All emails and files will be marked with "Misclassified" will be exempt from the report. You should only mark email and files with "Misclassified" if you believe that they do not contain sensitive personal data.

# What happens if I mark with "Dispensation"

All emails and files marked "Dispensation" remains on the clean-up report until the “Dispensation” is removed. Dispensation is used for data that relates to an ongoing matter and therefore is relevant to keep.

# Why are there old data points in my report that weren't included in the previous version?

A: Discovering old data in your current report, which was absent in the previous versions, can be attributed to several factors. Understanding these can help you address the issue more effectively:

1. Data Syncing Delay: Sometimes, the system or platform collecting data experiences delays in syncing or processing information. This means data generated previously might only appear in the system during the next reporting cycle.

2. Data Retrieval Errors: Errors or glitches in the data retrieval process can lead to incomplete data extraction. These errors, once resolved, can lead to the appearance of previously unreported data in the latest reports.

3. Changes in Data Sources: If the sources from which data is pulled have been expanded or modified, this could introduce historical data previously not included or considered relevant.

4. Reporting Period Adjustments: Adjustments to the date range or the reporting period can result in the inclusion of data from different time frames, potentially bringing in older data points.

5. Data Cleaning and Processing: The process of data cleaning and validation might have identified and corrected previously unnoticed errors or gaps, leading to the incorporation of data that was omitted or considered invalid in past reports.
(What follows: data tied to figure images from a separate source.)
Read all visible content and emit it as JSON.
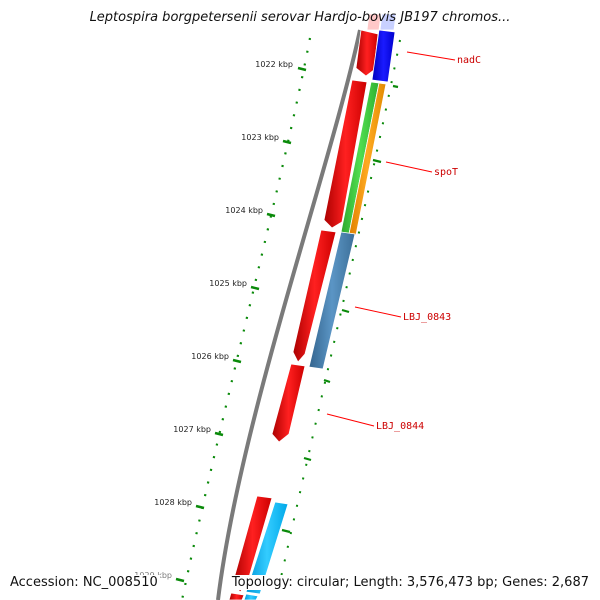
{
  "title": "Leptospira borgpetersenii serovar Hardjo-bovis JB197 chromos...",
  "accession": "Accession: NC_008510",
  "summary": "Topology: circular; Length: 3,576,473 bp; Genes: 2,687",
  "colors": {
    "backbone": "#777777",
    "cds_forward": "#ff0000",
    "tick": "#0a8a0a",
    "label": "#cc0000",
    "label_line": "#ff0000",
    "blue": "#0000ff",
    "green": "#3cc83c",
    "orange": "#ff9900",
    "steelblue": "#4682b4",
    "cyan": "#00bfff"
  },
  "scale_labels": [
    "1022 kbp",
    "1023 kbp",
    "1024 kbp",
    "1025 kbp",
    "1026 kbp",
    "1027 kbp",
    "1028 kbp",
    "1029 kbp"
  ],
  "gene_labels": [
    "nadC",
    "spoT",
    "LBJ_0843",
    "LBJ_0844"
  ]
}
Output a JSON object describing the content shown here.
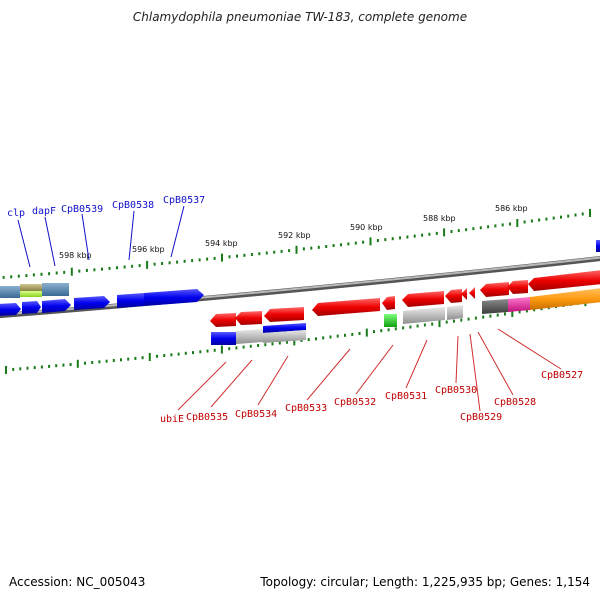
{
  "title": "Chlamydophila pneumoniae TW-183, complete genome",
  "footer": {
    "accession": "Accession: NC_005043",
    "summary": "Topology: circular; Length: 1,225,935 bp; Genes: 1,154"
  },
  "scale_labels": [
    "598 kbp",
    "596 kbp",
    "594 kbp",
    "592 kbp",
    "590 kbp",
    "588 kbp",
    "586 kbp"
  ],
  "forward_gene_labels": [
    "clp",
    "dapF",
    "CpB0539",
    "CpB0538",
    "CpB0537"
  ],
  "reverse_gene_labels": [
    "ubiE",
    "CpB0535",
    "CpB0534",
    "CpB0533",
    "CpB0532",
    "CpB0531",
    "CpB0530",
    "CpB0529",
    "CpB0528",
    "CpB0527"
  ],
  "colors": {
    "forward_strand": "#0000ee",
    "reverse_strand": "#ee0000",
    "label_forward": "#1010c8",
    "label_reverse": "#c00000",
    "tick": "#1a7a1a",
    "backbone": "#808080"
  }
}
6. System Reclassification and Improvements: Reclassification of existing data categories and improvements in data processing algorithms can lead to the inclusion of historical data that was previously classified differently or overlooked due to less sophisticated analysis methods.

7. User-Defined Filters or Settings: Changes in report settings or filters, either by users or defaults set by system updates, can alter the scope of data being reported, potentially including data that was previously filtered out.